Gel gelelim, ülkemizin öfke seviyesine. Gallup raporlarına göre öfke, mutsuzluk ve stres oranlarında dünya sıralamasında üst sıralardayız. Hani şu sahnede Dom Toretto’nun direksiyon kırıp arabasının motorunu parçalaması gibi biz de her sabah otobüsün gelmemesine öyle öfkeleniyoruz ki, “Bu film nerede çekildi?” deseler, kesin İzmir’de otobüs durağı deriz.

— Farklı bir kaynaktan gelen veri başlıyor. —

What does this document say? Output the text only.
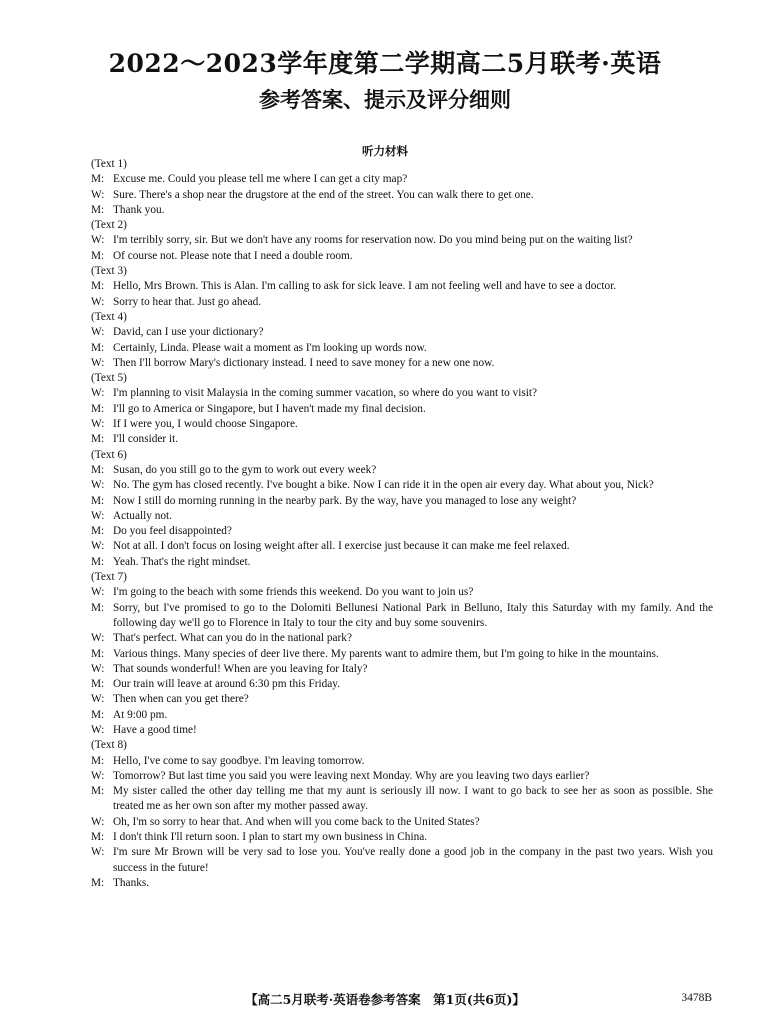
2022～2023学年度第二学期高二5月联考·英语
参考答案、提示及评分细则
听力材料
(Text 1)
M: Excuse me. Could you please tell me where I can get a city map?
W: Sure. There's a shop near the drugstore at the end of the street. You can walk there to get one.
M: Thank you.
(Text 2)
W: I'm terribly sorry, sir. But we don't have any rooms for reservation now. Do you mind being put on the waiting list?
M: Of course not. Please note that I need a double room.
(Text 3)
M: Hello, Mrs Brown. This is Alan. I'm calling to ask for sick leave. I am not feeling well and have to see a doctor.
W: Sorry to hear that. Just go ahead.
(Text 4)
W: David, can I use your dictionary?
M: Certainly, Linda. Please wait a moment as I'm looking up words now.
W: Then I'll borrow Mary's dictionary instead. I need to save money for a new one now.
(Text 5)
W: I'm planning to visit Malaysia in the coming summer vacation, so where do you want to visit?
M: I'll go to America or Singapore, but I haven't made my final decision.
W: If I were you, I would choose Singapore.
M: I'll consider it.
(Text 6)
M: Susan, do you still go to the gym to work out every week?
W: No. The gym has closed recently. I've bought a bike. Now I can ride it in the open air every day. What about you, Nick?
M: Now I still do morning running in the nearby park. By the way, have you managed to lose any weight?
W: Actually not.
M: Do you feel disappointed?
W: Not at all. I don't focus on losing weight after all. I exercise just because it can make me feel relaxed.
M: Yeah. That's the right mindset.
(Text 7)
W: I'm going to the beach with some friends this weekend. Do you want to join us?
M: Sorry, but I've promised to go to the Dolomiti Bellunesi National Park in Belluno, Italy this Saturday with my family. And the following day we'll go to Florence in Italy to tour the city and buy some souvenirs.
W: That's perfect. What can you do in the national park?
M: Various things. Many species of deer live there. My parents want to admire them, but I'm going to hike in the mountains.
W: That sounds wonderful! When are you leaving for Italy?
M: Our train will leave at around 6:30 pm this Friday.
W: Then when can you get there?
M: At 9:00 pm.
W: Have a good time!
(Text 8)
M: Hello, I've come to say goodbye. I'm leaving tomorrow.
W: Tomorrow? But last time you said you were leaving next Monday. Why are you leaving two days earlier?
M: My sister called the other day telling me that my aunt is seriously ill now. I want to go back to see her as soon as possible. She treated me as her own son after my mother passed away.
W: Oh, I'm so sorry to hear that. And when will you come back to the United States?
M: I don't think I'll return soon. I plan to start my own business in China.
W: I'm sure Mr Brown will be very sad to lose you. You've really done a good job in the company in the past two years. Wish you success in the future!
M: Thanks.
【高二5月联考·英语卷参考答案　第1页(共6页)】	3478B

İşin ironik kısmı, "Hızlı" tarafımızın pek bulunmaması. Trafikte, birisinin önünüze kırmasından tutun da özellikle kör noktada otoparkçının size şu klasiği yapmasına kadar: "Abi, iki dakka şuraya park et, sonra da çekersin." Ne "fast" var, ne "furious".
Ama öfkemiz büyük; çünkü bu topraklarda öfkenin bir nevi terapik bir etkisi var. Ekonomik krizler, politik belirsizlikler, trafik çilesi ve gelen faturalar karşısında çaresiz kalan bir halkın, "E ama böyle de olmaz ki!" diye söylenmesi, adeta bizim "Drift atma" sahnemiz.
Biz de aksiyonun önemli olduğu bir ülkedeyiz. Ama aksiyon arabada değil, pazarda yaşanıyor: "Domates 800 lira olur mu ya! Ben drift atmayayım da kim atsın?"
"Hızlı ve Öfkeli" ekibi belki yolların efendisiydi, ama biz mutsuz ve öfkeliler; çilekeş Anadolu insanı. Ve burada "aile" değil, öfke bizi hayatta tutuyor. Bu öfke çığırından çıktığında bir çay demlenir, kahve içilir, her şey unutulur gider.
Sonuçta biz, ne Vin Diesel’iz ne de Paul Walker. Ama o kadar öfkeliyiz ki, yakında belediye otobüsünde "NOS" tümlemesi kullanılırsa şaşırmayın! "Abi NOS yok mu bu otobüste, durağa yetişemiyoruz!"